Something to Remember the Next Time You Gut a Fish

The book of Tobit is part of the real Apocrypha, that is books that are part of the Septuagint--the Greek translation of the Hebrew Bible--but excluded from the Hebrew Bible.

When Tobit and the angel Raphael (disguised as a relative of Tobit) are journeying by the Tigris, they catch a fish.
And the angel said to him: Gut the fish and taking out the heart and the liver and the gall, set them carefully aside. (Tobit 6:5).
After eating the fish, Tobit asks:
Azaria, my brother, what is the liver and heart and gall of the fish? And he said to him: The heart and the liver, if someone is bothered by a demon or an evil spirit, he should smoke these before a man or woman and he will never be bothered again. (Tobit 6:7-9)
When they approach Ecbatana, Raphael tells Tobit of his intention to have Tobit marry Sarah, the woman whose previous seven husbands had been killed by demons. The marriage is agreed upon, the documents are drawn up and the wedding feast is made.
When the feasters were finished, they led Tobit to her. When he was going he remembered the words of Raphael and took the ashes of the incense-burner and placed upon them the heart of the fish and the liver and smoked them.

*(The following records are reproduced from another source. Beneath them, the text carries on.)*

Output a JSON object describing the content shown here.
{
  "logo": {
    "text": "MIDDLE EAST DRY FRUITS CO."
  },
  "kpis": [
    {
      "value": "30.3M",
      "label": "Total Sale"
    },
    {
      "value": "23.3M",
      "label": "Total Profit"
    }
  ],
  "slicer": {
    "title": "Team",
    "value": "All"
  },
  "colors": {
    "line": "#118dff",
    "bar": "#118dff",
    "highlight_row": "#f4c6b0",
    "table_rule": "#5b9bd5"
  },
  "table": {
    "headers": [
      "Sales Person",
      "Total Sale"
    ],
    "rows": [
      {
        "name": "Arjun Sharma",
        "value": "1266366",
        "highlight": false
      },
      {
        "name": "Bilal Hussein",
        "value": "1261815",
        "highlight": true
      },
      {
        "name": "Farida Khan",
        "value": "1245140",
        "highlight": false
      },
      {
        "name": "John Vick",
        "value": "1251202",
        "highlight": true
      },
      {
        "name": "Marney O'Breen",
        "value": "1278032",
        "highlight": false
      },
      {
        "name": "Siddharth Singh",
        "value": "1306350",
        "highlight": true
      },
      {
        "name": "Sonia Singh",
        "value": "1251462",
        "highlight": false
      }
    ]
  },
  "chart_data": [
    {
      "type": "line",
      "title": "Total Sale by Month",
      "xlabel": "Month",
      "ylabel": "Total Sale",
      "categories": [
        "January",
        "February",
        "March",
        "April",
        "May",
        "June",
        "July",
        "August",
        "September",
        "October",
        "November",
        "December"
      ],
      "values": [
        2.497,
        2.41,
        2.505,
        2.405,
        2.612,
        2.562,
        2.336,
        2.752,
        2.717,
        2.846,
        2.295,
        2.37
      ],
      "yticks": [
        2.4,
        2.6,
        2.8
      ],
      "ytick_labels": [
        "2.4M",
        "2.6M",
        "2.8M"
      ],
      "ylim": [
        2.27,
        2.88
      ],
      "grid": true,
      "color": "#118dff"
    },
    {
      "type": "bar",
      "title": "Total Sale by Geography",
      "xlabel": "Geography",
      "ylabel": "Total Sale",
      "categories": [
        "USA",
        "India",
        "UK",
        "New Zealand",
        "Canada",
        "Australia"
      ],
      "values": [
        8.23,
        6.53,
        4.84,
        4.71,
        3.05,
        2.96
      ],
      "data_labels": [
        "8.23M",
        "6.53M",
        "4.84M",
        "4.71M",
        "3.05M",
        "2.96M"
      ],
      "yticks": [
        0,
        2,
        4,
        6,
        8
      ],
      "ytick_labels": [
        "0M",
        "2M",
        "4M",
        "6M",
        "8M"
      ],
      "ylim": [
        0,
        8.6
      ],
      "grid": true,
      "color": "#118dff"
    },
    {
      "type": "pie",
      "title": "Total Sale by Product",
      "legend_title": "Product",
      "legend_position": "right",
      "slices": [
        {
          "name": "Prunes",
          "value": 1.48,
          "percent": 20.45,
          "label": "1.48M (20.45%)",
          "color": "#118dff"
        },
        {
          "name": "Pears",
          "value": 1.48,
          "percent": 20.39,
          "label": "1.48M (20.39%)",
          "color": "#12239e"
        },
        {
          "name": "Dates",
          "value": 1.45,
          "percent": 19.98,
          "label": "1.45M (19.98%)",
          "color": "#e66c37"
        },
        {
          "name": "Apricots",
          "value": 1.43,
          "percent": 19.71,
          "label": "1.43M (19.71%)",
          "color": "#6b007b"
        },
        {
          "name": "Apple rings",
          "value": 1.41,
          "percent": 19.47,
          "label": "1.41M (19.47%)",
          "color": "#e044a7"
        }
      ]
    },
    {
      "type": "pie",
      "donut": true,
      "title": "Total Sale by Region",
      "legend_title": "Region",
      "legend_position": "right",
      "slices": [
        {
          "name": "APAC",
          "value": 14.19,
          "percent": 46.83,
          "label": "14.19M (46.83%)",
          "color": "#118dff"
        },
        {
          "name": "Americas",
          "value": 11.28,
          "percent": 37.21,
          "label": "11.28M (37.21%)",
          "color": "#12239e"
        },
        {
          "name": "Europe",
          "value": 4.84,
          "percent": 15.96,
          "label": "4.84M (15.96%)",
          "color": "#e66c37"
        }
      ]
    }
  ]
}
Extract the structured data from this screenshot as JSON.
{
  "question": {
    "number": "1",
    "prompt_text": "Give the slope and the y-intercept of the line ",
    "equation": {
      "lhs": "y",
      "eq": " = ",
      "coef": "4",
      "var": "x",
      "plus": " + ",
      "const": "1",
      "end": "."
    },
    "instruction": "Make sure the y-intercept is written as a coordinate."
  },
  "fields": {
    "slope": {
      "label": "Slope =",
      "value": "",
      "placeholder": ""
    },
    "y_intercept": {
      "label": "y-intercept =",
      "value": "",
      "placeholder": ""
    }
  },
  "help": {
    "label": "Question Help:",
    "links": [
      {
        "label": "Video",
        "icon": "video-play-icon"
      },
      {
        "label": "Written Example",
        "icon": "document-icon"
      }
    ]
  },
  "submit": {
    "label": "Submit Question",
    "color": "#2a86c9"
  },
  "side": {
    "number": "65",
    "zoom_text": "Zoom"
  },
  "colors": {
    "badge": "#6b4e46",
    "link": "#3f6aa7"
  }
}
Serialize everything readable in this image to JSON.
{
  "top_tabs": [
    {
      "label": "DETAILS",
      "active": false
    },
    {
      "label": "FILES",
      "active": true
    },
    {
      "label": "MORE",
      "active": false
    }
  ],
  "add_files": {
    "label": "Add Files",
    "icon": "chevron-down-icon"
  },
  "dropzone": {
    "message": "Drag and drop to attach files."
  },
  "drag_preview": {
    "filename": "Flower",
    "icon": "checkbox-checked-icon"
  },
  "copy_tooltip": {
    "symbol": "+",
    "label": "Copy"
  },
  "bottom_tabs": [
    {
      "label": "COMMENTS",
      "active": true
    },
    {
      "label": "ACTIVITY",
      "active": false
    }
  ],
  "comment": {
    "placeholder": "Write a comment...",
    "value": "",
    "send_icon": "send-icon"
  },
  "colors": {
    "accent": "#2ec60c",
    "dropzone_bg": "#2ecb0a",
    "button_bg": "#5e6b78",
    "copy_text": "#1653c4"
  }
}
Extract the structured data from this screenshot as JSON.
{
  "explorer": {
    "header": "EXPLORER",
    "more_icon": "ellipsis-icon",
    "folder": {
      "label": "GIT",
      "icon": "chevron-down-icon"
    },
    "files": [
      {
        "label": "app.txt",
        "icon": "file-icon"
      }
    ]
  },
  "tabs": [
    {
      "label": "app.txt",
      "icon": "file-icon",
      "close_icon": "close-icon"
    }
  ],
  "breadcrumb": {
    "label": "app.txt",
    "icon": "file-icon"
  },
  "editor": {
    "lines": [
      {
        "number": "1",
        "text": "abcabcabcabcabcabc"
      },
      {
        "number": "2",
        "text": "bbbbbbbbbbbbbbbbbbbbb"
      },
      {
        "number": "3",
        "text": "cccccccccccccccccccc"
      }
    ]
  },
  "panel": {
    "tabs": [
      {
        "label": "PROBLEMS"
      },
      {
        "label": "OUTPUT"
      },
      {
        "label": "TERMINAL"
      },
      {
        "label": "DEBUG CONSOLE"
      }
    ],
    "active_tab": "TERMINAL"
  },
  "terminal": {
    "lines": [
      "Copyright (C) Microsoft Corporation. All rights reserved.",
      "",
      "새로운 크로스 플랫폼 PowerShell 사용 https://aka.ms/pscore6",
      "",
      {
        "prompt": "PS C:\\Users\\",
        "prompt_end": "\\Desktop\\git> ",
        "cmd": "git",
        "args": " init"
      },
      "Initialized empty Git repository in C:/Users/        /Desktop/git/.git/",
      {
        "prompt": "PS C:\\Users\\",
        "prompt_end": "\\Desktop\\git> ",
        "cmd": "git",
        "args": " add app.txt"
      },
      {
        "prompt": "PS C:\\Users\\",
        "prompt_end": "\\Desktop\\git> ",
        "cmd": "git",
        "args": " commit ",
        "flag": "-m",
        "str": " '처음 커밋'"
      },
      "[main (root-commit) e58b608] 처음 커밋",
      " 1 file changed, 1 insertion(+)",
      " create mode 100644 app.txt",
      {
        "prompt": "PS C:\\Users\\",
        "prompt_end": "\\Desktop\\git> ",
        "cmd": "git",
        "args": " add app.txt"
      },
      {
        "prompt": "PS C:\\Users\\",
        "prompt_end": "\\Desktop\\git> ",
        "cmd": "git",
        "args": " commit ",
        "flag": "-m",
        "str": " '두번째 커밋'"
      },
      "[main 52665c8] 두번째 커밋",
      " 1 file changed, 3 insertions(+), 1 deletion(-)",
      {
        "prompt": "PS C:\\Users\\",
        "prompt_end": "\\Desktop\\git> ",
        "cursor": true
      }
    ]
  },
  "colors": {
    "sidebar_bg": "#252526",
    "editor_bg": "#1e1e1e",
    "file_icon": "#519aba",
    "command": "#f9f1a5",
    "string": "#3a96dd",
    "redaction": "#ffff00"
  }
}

When the demon smelled the smell, he fled to Upper Egypt. (Tobit 8:1-3)
Remember, the fish was caught in the Tigris which is about 350 miles away by today's roads. So the fish was probably at least a month old and had not been refrigerated. Of course the demon Asmodeus wanted to flee to Upper Egypt a thousand miles away. Sarah, Tobit's new bride, probably did as well after getting such a wedding present.

Nothing quite says "I love you" like smoked fish guts.